Черная тоска была в этой низенькой комнате, забитой лиловым сумраком; и знакомая, острая, ноющая боль подступила, сжала грудь и горло Бориса, как тогда в лесу, когда он готов был на все. Голос полковника звучал как через ватную стену, и он смутно слышал его: вся дивизия переброшена севернее Днепрова, лишь орудия Кондратьева поддерживали батальоны: не было связи, посланные к Бульбанюку разведчики, очевидно, напоролись на немцев; ни один не вернулся, они шли с приказом держаться до последнего, чего бы это ни стоило; от батальона Максимова осталось тридцать человек, два офицера. Максимов погиб…

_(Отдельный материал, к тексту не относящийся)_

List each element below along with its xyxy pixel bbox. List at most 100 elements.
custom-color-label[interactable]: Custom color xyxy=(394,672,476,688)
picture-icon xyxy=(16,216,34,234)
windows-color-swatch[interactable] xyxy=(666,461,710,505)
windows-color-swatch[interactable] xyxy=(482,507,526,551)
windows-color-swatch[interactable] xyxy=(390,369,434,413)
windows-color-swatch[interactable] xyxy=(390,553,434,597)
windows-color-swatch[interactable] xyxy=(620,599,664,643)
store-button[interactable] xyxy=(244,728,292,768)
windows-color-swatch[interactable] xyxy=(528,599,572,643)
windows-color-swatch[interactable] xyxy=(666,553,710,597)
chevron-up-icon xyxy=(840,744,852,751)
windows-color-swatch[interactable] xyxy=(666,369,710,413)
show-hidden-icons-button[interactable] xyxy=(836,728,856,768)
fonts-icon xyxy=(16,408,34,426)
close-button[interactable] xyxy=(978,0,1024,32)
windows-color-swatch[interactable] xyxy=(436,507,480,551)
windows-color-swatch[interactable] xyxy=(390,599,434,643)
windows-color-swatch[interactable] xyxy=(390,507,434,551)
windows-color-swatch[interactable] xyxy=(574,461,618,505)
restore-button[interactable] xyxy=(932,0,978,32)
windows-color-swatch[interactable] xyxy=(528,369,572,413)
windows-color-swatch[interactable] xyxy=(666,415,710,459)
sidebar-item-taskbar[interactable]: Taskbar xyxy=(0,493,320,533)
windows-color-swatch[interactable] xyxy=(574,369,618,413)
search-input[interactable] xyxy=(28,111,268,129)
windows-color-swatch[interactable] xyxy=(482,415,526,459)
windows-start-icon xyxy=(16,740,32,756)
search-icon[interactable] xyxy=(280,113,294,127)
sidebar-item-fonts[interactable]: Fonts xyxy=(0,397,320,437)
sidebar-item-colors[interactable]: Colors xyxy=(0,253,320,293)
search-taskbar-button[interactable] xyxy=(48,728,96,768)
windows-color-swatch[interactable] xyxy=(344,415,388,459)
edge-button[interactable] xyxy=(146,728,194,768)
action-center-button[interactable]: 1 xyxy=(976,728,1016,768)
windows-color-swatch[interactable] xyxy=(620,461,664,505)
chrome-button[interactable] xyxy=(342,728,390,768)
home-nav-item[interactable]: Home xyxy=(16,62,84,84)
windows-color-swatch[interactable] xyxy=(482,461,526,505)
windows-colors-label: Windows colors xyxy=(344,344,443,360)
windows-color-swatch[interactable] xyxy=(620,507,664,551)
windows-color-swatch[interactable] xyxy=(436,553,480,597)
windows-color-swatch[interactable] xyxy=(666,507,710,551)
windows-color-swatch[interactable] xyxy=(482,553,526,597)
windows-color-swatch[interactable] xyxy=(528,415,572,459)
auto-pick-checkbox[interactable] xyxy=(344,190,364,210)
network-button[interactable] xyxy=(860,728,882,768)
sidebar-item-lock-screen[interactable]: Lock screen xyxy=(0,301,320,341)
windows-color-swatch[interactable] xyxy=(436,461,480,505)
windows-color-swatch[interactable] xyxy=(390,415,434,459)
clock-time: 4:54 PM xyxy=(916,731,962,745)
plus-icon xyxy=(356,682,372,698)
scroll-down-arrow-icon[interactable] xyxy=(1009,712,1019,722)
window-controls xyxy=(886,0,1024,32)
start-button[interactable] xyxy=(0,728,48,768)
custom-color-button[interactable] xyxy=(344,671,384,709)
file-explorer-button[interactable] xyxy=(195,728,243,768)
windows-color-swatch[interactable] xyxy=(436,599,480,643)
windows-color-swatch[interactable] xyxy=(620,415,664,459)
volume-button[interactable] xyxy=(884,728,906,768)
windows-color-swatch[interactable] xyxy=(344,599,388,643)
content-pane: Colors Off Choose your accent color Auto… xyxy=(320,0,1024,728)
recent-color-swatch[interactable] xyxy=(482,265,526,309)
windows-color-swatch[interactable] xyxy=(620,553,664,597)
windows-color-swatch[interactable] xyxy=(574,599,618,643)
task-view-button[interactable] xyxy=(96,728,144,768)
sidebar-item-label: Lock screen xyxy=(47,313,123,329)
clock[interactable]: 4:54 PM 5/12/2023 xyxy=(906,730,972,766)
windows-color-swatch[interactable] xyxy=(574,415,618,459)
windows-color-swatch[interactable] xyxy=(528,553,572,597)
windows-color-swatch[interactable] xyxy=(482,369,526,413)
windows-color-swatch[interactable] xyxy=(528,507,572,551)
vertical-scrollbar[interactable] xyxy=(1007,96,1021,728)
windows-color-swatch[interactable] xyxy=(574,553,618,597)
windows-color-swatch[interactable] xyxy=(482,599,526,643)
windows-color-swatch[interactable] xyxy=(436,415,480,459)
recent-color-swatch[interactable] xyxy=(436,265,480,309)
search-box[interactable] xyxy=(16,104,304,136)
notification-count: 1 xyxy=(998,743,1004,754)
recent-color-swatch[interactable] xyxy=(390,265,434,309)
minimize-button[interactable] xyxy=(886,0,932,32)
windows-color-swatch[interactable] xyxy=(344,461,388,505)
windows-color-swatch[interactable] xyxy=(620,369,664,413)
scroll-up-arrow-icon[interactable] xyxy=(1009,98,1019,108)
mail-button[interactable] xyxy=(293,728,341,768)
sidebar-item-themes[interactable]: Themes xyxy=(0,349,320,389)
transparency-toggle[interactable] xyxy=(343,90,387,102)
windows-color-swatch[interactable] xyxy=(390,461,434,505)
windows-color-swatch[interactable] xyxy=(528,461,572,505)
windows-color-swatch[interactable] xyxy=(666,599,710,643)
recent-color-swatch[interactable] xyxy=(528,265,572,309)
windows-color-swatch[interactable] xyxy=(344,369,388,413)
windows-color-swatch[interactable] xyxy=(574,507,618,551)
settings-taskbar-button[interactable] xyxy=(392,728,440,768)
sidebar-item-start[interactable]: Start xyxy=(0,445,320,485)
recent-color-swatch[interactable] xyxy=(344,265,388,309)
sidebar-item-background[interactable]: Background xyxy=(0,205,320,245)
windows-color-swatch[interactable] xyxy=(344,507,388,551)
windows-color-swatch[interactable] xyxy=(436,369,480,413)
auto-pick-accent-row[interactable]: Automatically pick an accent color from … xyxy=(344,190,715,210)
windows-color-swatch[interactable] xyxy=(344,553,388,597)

Борис стоял враждебный, незнакомо-чужой, губы стиснуты, глаза пристально, непримиримо прищурены, и только рука, словно успокаивая что-то, гладила под шинелью левую сторону груди. Боль у сердца, что появилась тогда в лесу, когда он понял, что судьба наказала его памятью и ответственностью, не утихала, обливала холодной тоской. Он спросил через силу:
– Значит, Иверзев… знал положение в батальоне?..

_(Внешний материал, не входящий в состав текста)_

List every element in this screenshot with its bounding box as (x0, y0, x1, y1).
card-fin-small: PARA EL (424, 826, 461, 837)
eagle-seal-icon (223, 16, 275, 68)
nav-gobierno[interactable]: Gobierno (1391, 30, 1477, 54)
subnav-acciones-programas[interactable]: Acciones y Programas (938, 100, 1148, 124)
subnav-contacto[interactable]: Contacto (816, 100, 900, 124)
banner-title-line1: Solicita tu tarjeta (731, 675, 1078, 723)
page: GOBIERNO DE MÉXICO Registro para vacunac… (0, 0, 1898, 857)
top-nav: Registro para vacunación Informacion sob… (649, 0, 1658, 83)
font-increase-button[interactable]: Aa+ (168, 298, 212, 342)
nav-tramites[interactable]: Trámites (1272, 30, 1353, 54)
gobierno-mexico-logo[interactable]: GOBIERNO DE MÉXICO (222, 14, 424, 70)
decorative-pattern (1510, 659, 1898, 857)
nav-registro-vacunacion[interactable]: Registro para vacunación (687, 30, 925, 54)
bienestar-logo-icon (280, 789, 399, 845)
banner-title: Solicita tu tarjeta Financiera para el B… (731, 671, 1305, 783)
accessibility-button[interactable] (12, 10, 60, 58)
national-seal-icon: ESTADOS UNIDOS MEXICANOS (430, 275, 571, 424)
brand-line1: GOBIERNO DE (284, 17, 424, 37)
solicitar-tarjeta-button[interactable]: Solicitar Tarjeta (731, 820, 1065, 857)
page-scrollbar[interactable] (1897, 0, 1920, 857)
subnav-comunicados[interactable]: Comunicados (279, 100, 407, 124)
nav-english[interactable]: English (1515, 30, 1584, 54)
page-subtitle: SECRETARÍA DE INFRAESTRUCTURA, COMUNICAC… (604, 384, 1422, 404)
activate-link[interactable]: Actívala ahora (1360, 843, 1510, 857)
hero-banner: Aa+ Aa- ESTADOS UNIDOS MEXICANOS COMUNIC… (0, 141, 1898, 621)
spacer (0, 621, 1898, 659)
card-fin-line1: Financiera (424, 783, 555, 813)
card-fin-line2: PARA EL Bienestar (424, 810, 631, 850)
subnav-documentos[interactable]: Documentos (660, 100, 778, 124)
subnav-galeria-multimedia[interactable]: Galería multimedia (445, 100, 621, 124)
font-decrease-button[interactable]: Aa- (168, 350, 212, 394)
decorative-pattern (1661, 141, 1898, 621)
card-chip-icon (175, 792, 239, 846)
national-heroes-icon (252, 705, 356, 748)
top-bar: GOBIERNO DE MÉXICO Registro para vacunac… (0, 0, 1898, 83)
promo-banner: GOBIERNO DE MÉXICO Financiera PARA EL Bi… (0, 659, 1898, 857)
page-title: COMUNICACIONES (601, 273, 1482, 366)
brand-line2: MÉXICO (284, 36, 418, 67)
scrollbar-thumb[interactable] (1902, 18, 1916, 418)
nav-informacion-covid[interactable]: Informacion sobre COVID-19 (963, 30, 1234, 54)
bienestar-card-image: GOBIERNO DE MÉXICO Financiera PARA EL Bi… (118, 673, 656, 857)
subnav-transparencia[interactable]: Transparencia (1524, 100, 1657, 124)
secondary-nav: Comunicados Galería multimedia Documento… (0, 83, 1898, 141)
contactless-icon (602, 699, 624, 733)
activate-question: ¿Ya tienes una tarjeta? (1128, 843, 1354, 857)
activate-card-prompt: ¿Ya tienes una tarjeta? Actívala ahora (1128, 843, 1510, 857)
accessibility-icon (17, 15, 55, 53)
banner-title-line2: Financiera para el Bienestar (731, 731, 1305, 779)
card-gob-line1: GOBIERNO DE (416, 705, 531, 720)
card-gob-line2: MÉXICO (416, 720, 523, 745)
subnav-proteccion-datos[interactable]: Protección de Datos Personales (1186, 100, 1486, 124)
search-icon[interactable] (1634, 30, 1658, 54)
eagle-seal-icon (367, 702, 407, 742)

Полковник засопел, хмурясь, тихо ответил:
– Так сложилась обстановка…
Борис проговорил хрипло:
– Я командовал батальоном в момент его гибели, и я хотел бы видеть полковника Иверзева. Где сейчас… дивизия?
– Дивизия на плацдарме под Днепровом, штаб в Новополье. Но без меня ты не сделаешь ни шагу. Теперь и мне нечего делать тут. Нечего… – И спросил некстати: – Водки хочешь?
– Нет. Вот возьмите сумку и документы Бульбанюка. И ордена Жорки. Документы Ерошина я сам передам в артполк…
Были поздние сумерки, когда они въехали в Новополье – небольшое село, расположенное на берегу Днепра в сосновом бору. Несло запахом дождя от низких ноябрьских туч, клубившихся над бором, от шумящих в этих тучах вершин сосен, от песчаной дороги среди глухо-темных хат, от свинцового блеска в стеклах, отражавших несущееся над селом фиолетовое небо. Безлюдно было на улицах, мрачно и сиротливо. Только озябшие часовые на перекрестках несколько раз требовательно останавливали «виллис». Полковник Гуляев молчал, молчал и Борис, закрыв глаза, усилием воли пытаясь обрести душевное равновесие, которое так необходимо было ему в предстоящем разговоре с полковником Иверзевым. Но этого равновесия не было, и он сидел, стиснув зубы, чтобы не застонать. После вчерашней ночи, когда он шел один в лесу, все словно сместилось в его душе, и он ничего не мог забыть.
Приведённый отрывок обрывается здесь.